At the startup, the app has to jump to as far as address 0x2A000 where all the TFT routines are.
Basically, instead of putting one kind of TFT, the developer had put many other TFT models inside. I suspect that there is one variable for the TFT model that is saved into the flash and have that function select it and init the TFT accordingly. How convenient!
Backlight:
If you have already read about the “TFT Initialization Routines” earlier, these TFT are equipped with a backlight. The strange part is, these backlight registers are different in each of these builds. For the GC9306 TFTs inside the handhelds, nothing happens when I tried to write anything to its backlight (TFT) registers. The backlight might be connected to the handheld’s system.

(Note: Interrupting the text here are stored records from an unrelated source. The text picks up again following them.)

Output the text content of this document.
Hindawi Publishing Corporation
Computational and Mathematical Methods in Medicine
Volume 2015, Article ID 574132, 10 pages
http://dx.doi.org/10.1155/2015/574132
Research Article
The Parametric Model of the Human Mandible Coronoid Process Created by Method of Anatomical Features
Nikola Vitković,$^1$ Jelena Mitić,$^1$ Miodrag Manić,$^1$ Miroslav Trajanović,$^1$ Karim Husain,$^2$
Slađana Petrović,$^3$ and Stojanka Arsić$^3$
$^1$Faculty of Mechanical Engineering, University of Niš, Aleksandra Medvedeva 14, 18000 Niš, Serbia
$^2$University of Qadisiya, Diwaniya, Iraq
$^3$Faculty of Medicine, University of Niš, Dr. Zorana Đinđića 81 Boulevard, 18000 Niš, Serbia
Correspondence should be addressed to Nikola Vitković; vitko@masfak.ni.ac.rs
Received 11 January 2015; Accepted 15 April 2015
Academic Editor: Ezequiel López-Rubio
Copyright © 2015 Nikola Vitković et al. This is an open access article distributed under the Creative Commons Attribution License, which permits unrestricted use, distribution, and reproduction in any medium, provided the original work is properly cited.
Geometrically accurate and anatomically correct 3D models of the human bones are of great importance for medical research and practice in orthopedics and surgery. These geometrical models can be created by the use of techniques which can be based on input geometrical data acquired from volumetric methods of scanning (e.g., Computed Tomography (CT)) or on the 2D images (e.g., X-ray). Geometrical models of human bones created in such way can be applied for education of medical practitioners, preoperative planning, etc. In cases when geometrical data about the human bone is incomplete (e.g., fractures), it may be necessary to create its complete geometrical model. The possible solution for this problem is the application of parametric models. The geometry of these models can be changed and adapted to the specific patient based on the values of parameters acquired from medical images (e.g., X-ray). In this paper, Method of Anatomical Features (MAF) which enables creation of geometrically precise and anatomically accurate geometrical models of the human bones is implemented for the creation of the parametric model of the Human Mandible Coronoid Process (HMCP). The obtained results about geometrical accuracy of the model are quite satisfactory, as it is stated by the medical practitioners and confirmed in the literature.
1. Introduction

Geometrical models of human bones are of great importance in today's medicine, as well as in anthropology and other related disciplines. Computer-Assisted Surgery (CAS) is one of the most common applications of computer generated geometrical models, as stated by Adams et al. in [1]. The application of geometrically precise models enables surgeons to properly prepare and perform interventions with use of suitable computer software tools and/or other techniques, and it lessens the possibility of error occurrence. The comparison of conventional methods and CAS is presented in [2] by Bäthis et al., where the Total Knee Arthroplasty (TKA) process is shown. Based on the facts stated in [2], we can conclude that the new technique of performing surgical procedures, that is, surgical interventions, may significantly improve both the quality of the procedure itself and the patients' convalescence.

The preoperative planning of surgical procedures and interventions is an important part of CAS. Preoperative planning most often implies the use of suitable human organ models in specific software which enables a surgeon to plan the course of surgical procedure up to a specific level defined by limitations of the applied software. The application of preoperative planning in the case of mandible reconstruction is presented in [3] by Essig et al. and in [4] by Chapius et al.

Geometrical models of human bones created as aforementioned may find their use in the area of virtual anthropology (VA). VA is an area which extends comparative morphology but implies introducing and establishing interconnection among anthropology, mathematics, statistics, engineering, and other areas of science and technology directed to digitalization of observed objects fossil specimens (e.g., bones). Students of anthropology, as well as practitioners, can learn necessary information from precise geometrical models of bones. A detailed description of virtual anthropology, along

I also noticed that as for now I’ve seen that only after the TFT initialization and when it is entering the menu, the backlight switches on.
Type 1 and 2:
The backlight is at $412C - putting a 0 there switches it off, and an 0xF switches it on:
; switches off backlight!
lda #$00
sta $412C
; switches on backlight!
lda #$0F
sta $412C
Type 3:
Unfortunately, I did not get how it switches off the backlight. However, for switching it on, at the same menu start, it accesses and writes to this registers, which I suspect one of them are something to do with the backlight:
; Switches on backlight!
lda #$1f
sta $413f
lda #$0b
sta $4138
lda #$0f
sta $4139
Running on Mapper 4 (MMC3) games with only CHR-RAM
As mentioned earlier I was not planning to analyze the menu app. However, during some more experiments, when running Mapper 4 (MMC3) games on these systems, the menu app has to go through the process of assigning the suitable values for the OneBus registers so that it can jump into the game and run it.
The sequence of loading the registers are important - and I did copied the sequence from the menu code. Without the proper sequence and the proper values, the game runs fine but with wrong tiles and sprites.
The correct sequence:
jumpToProgramInRAM:
lda _zR410A
sta $410A
lda _zR410B
sta $410B
lda _zR4100
sta $4100
lda _zR4105
sta $4105
lda _zR4106
sta $4106
lda _zR4107
sta $4107
lda _zR4108
sta $4108
lda _zR4109
sta $4109
Having the correct sequence is one thing - since the CHR-ROM is not involved, the $201x registers are not being used. But again, the lower nibble inside register $4100 has to be between 0x04 and 0x0F for these games to display the correct tiles and sprites! I’m not entirely sure the reason - I have examined the register values of these 400-in-1 menu and they are using that number.
One of the 400-in-1s (2023) has a register at $4118 - if games such as MMC3 and with only CHR-RAM, it is assigned $80. Else it is $00.